- The YouTube headquarters in San Bruno, California was rattled on Tuesday by a deadly shooting.
- Authorities identified 39-year-old blogger Nasim Aghdam as the person who took out a handgun and started randomly shooting.
- Aghdam injured two women and one man (who's in critical condition), before killing herself.
- It's extremely rare for a woman to commit this kind of violent, angry tirade against strangers.
When a 39-year-old video blogger from San Diego walked onto the YouTube campus Tuesday and started shooting, even some of the witnesses around campus assumed she was a man.
"Some guy with a gun and full body armor starting firing," one YouTube employee who was eating lunch in a courtyard reportedly wrote on Whatsapp shortly after the attack began.
It's understandable that people might expect a person with a gun to be male. Nearly all of the people behind the ten deadliest mass shootings in the US have been men. There's only one woman on that list: Tashfeen Malik, who was one half of the husband and wife pair that killed 14 people, and then themselves, in the 2015 San Bernardino shooting.
Whether the YouTube shooting qualifies as a mass shooting is a technical question that is answered in different ways depending on who you ask. The US Department of Homeland Security defines a "mass attack" as any incident where "three or more persons" are harmed in a public place, seemingly chosen at random. Others at the Gun Violence Archive say a "mass shooting" must include at least four victims who aren't the shooter.
Either way, it's clear that the incident at YouTube, tragic as it may be, wasn't on the same deadly scale as events like the recent Parkland school shooting, the Southerland Springs church shooting, or any of the other deadly mass shootings that are happening with increasing frequency in the US.
How many women kill people with guns?
However you count them up, it's clear there aren't many women on the list of deadly shooters. Men are both more likely to be the perpetrators and the victims of all homicides committed with a gun. The US Department of Justice says that trend holds true for all kinds of murders, not just mass shootings.
A study of US homicides published in 1992 suggests that women, who make up 50.8% of the US population, commit roughly 15% of the homicides in the country. Even when women do kill other people, it's more often a spouse or family member than a stranger. Men, on the other hand, tend to kill strangers and acquaintances when they murder people with guns.
It's a trend that holds up around the world. A 2015 report from the United Nations Office on Drugs and Crime says that "the vast majority of homicide perpetrators are male." The UN also notes that men aren't just the ones doing the shooting, they're more often hurt, too. Homicide kills men around the world from the ages of 15-29 at disproportionately high rates, and men account for "an average of 95% of all persons convicted of homicide," everywhere around the world.
A pattern of angry and vocal shooters is emerging in the US
Forensic psychiatrist Liza Gold, who teaches psychiatry at Georgetown and edited the book "Gun Violence and Mental Illness," told Business Insider many of the recent shootings that have made news have been perpetrated by angry, grudge-holding individuals with poor coping skills who are acting out. Often, "they broadcast that they're spiraling," before they act, she said.

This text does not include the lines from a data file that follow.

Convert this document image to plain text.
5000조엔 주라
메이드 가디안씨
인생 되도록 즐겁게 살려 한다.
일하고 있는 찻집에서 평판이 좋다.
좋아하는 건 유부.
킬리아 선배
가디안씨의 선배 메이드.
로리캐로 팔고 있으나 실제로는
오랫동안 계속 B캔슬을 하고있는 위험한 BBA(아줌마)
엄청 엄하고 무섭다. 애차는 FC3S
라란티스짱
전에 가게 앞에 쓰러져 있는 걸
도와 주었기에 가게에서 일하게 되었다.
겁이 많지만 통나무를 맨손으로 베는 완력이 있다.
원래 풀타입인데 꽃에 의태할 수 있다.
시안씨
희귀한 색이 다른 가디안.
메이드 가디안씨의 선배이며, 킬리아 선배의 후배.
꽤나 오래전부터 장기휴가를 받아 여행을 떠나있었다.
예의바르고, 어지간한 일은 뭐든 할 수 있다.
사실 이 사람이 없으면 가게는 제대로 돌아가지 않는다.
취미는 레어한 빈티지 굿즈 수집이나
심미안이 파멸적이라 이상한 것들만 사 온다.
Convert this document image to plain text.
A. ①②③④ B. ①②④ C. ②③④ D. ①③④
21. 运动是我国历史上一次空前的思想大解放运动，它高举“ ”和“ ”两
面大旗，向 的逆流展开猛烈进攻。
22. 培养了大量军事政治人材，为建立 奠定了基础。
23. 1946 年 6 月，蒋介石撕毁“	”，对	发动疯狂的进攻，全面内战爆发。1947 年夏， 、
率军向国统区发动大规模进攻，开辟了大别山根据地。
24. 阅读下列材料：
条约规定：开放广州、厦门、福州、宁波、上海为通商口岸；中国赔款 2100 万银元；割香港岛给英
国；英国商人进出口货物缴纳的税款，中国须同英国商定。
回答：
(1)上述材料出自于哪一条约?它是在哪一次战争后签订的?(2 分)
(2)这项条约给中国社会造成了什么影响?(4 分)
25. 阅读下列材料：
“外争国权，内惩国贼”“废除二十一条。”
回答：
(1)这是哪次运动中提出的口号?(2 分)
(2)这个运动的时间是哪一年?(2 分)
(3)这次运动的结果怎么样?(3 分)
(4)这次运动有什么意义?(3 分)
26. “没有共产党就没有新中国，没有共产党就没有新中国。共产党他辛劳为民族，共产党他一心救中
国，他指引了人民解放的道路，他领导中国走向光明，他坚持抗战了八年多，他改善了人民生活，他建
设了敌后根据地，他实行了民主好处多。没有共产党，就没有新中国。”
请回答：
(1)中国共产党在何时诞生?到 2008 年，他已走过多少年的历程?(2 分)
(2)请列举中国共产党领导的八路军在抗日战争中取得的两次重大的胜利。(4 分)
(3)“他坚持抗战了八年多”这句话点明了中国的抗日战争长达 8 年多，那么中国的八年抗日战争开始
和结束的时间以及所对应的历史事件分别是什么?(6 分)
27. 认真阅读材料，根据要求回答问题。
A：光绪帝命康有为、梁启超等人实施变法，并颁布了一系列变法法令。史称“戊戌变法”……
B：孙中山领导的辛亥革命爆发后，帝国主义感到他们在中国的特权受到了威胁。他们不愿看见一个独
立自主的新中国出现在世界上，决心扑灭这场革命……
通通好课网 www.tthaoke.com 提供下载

That appears to be the case with the YouTube shooter.
Aghdam's father reportedly flagged his daughter to the San Diego police on Monday, because he was worried about how angry she was at YouTube. He told the San Jose Mercury News that his daughter thought the company was discriminating against her, and thought they were reducing the number of views that her videos, which ranged from tips on vegan eating, to fitness videos and political commentary, were getting.
Authorities reportedly found Aghdam sleeping in her car Tuesday morning around 2 a.m. and talked to her, but didn't take her into custody.
Her story follows a simple and worrisome pattern that the US government is starting to notice. In March, the Secret Service compiled a list of all the "mass attacks" that happened in public spaces in 2017. The 28 incidents that made their list last year included shootings in churches, libraries and schools around the country. All were perpetrated by men.
While some of the men had criminal histories, and others had prior problems with mental illnesses, the most common threads among the attackers included warning signs that looked a lot like the ones Aghdam's family was worried about. More than 75% of the 2017 attackers made "concerning communications and/or elicited concern from others prior to carrying out their attacks," the report said.